生命保険業界は到来した「人生100年時代」への対応を進めている。長寿化は望ましい一方、平均寿命と健康寿命には開きがあり、老後資産への不安など“長生きリスク”に伴う課題が生まれた。顧客の高齢化に伴うニューリスクへの商品開発が続いている。

長生きリスクの一つが認知症だ。厚生労働省によると、認知症患者数は2025年に700万人に達し、65歳以上の5人に1人が発症すると推計している。他人事として俯瞰(ふかん)する時代は過ぎ、自分事として認識すべき身近なリスクに姿を変えた。

認知症保険は太陽生命保険が16年に業界に先駆け投入後、朝日生命保険や損保系生保などでも商品開発が加速。
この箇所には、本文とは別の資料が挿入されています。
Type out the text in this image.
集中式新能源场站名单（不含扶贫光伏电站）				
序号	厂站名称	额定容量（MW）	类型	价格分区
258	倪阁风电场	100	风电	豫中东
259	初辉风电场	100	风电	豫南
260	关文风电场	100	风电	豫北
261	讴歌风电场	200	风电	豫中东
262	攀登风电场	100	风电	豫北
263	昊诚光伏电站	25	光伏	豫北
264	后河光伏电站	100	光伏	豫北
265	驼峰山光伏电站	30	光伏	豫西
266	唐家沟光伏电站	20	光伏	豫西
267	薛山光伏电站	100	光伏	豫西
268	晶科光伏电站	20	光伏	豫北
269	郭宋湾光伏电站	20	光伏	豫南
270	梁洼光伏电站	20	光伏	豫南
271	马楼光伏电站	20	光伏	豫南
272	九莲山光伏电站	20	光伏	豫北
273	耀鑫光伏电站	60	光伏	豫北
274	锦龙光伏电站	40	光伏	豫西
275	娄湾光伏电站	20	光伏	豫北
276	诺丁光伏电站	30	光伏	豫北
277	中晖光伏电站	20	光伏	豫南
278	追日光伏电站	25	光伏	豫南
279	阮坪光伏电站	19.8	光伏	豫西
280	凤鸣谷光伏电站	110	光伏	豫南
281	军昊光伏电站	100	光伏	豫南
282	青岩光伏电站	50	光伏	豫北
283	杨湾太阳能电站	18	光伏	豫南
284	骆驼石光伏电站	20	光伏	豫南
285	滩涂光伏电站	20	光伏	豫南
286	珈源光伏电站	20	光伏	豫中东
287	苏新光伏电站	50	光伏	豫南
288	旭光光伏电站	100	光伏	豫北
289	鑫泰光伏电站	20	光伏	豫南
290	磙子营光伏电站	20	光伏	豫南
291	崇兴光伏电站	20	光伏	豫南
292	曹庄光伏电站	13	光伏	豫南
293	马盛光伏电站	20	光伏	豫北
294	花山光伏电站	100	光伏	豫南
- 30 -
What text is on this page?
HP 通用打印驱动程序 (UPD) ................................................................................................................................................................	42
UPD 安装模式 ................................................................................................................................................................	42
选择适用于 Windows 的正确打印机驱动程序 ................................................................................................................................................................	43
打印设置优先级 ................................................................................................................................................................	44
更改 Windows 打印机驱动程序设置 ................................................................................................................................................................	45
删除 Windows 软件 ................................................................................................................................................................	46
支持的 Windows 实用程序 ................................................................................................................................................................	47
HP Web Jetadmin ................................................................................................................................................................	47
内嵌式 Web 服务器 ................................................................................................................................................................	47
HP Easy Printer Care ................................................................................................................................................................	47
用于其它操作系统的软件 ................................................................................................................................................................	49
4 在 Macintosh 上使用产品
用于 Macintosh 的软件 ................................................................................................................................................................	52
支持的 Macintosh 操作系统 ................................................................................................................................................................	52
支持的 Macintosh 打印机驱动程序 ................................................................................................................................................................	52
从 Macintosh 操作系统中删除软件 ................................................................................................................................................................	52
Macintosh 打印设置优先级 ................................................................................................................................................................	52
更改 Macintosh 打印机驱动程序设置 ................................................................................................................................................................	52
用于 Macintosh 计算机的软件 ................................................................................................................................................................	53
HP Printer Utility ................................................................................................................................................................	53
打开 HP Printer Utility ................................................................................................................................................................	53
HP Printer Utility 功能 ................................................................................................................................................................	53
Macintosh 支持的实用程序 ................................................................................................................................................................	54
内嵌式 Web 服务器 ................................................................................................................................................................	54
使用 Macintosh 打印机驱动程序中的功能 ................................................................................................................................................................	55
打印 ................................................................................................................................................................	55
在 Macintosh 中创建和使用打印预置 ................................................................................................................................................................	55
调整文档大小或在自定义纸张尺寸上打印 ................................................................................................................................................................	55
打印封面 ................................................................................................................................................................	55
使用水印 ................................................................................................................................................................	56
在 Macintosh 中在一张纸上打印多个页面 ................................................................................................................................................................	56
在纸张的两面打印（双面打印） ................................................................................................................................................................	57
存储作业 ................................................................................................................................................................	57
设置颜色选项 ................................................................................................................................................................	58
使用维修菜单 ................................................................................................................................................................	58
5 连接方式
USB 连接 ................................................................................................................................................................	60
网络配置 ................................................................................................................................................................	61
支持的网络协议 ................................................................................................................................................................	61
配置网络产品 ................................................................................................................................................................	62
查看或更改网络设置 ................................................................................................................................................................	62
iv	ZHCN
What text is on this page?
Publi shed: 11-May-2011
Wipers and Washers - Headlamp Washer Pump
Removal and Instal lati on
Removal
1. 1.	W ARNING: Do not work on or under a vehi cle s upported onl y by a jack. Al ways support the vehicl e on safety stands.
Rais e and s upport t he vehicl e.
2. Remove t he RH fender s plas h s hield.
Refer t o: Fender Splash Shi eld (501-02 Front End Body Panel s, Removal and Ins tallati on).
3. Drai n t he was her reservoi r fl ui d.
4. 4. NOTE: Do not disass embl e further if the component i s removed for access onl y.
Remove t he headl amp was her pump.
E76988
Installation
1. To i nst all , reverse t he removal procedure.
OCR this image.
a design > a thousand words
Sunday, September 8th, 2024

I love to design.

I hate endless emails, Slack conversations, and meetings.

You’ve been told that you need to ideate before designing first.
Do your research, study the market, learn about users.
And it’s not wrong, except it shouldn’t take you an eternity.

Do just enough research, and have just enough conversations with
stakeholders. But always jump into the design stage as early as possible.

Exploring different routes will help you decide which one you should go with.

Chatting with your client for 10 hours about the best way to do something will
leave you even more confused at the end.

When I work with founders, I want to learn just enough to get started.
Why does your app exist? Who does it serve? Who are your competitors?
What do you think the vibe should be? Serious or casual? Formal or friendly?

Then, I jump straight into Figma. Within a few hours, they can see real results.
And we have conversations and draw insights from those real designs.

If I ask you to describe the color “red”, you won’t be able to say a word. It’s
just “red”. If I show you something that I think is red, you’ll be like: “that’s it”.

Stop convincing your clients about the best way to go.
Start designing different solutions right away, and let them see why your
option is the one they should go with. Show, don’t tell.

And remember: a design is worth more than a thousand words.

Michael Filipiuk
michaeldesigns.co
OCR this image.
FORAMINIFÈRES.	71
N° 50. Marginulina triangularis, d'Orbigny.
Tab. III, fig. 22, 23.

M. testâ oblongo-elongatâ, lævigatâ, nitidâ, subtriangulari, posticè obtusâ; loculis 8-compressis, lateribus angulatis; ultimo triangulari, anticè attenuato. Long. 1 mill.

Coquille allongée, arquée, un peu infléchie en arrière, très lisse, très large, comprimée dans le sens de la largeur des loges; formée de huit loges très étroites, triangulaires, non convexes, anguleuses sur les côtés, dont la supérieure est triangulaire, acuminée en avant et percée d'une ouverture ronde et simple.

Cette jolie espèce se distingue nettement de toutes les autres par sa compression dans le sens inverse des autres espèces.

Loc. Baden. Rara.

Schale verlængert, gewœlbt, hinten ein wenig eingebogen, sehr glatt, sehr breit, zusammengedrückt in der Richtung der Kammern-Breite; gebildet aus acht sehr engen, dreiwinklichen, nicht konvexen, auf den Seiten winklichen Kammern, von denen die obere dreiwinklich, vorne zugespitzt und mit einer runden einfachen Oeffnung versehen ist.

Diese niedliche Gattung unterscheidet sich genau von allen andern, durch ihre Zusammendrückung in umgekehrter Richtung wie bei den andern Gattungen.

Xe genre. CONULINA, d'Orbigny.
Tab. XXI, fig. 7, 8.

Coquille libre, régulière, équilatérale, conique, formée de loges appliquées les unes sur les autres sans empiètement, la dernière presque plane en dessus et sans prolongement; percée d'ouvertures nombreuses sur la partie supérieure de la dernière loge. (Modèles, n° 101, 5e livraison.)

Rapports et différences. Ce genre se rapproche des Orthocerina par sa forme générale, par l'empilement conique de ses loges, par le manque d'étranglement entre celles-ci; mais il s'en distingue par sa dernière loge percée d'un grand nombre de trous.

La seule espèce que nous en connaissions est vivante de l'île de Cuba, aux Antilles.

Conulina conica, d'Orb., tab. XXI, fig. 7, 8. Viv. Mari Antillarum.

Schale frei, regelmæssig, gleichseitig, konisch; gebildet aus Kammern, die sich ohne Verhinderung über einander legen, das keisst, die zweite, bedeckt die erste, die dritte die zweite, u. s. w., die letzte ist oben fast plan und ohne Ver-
20年には日本生命保険、明治安田生命保険、住友生命保険が相次ぎ商品を発売、18年から販売している第一生命保険を加えた大手4社で商品がそろった。太陽生命の副島直樹社長は「認知症保険は第2のがん保険になり得る」と高い需要を見込んでいる。

今後、生保各社の商品戦略は医療保険など保障性商品へのシフトが鮮明になりそうだ。国内大手生保の20年3月期決算は、近年の業績のけん引役を担っていた外貨建て保険の販売減少を主要因に複数社が減収となった。

国内のマイナス金利に加えて、米国債などの海外金利が低下して運用環境が悪化。同保険は底堅いニーズがある一方、魅力的な商品供給が困難な環境にある。日本生命の朝日智司取締役常務執行役員は「商品提供は今後も課題。場合によっては売り止めの懸念もある」と話す。

ただ、保障性商品は販売好調を維持。これに加え、コロナ禍もあり、顧客の万が一に対する備えの意識は高まっている。営業職員による対面販売を強みとする生保がコロナ禍の影響で営業を自粛した期間、ネット経由で加入できる通販型生保が“受け皿”となり、契約が当初見込みより増える現象も発生した。

認知症保険やトンチン年金といった高齢化に対応した商品のほか、死亡時より生存中の保障に軸を置いた就業不能保険など保障性商品の人気は根強い。今後も新たな商品開発が続きそうだ。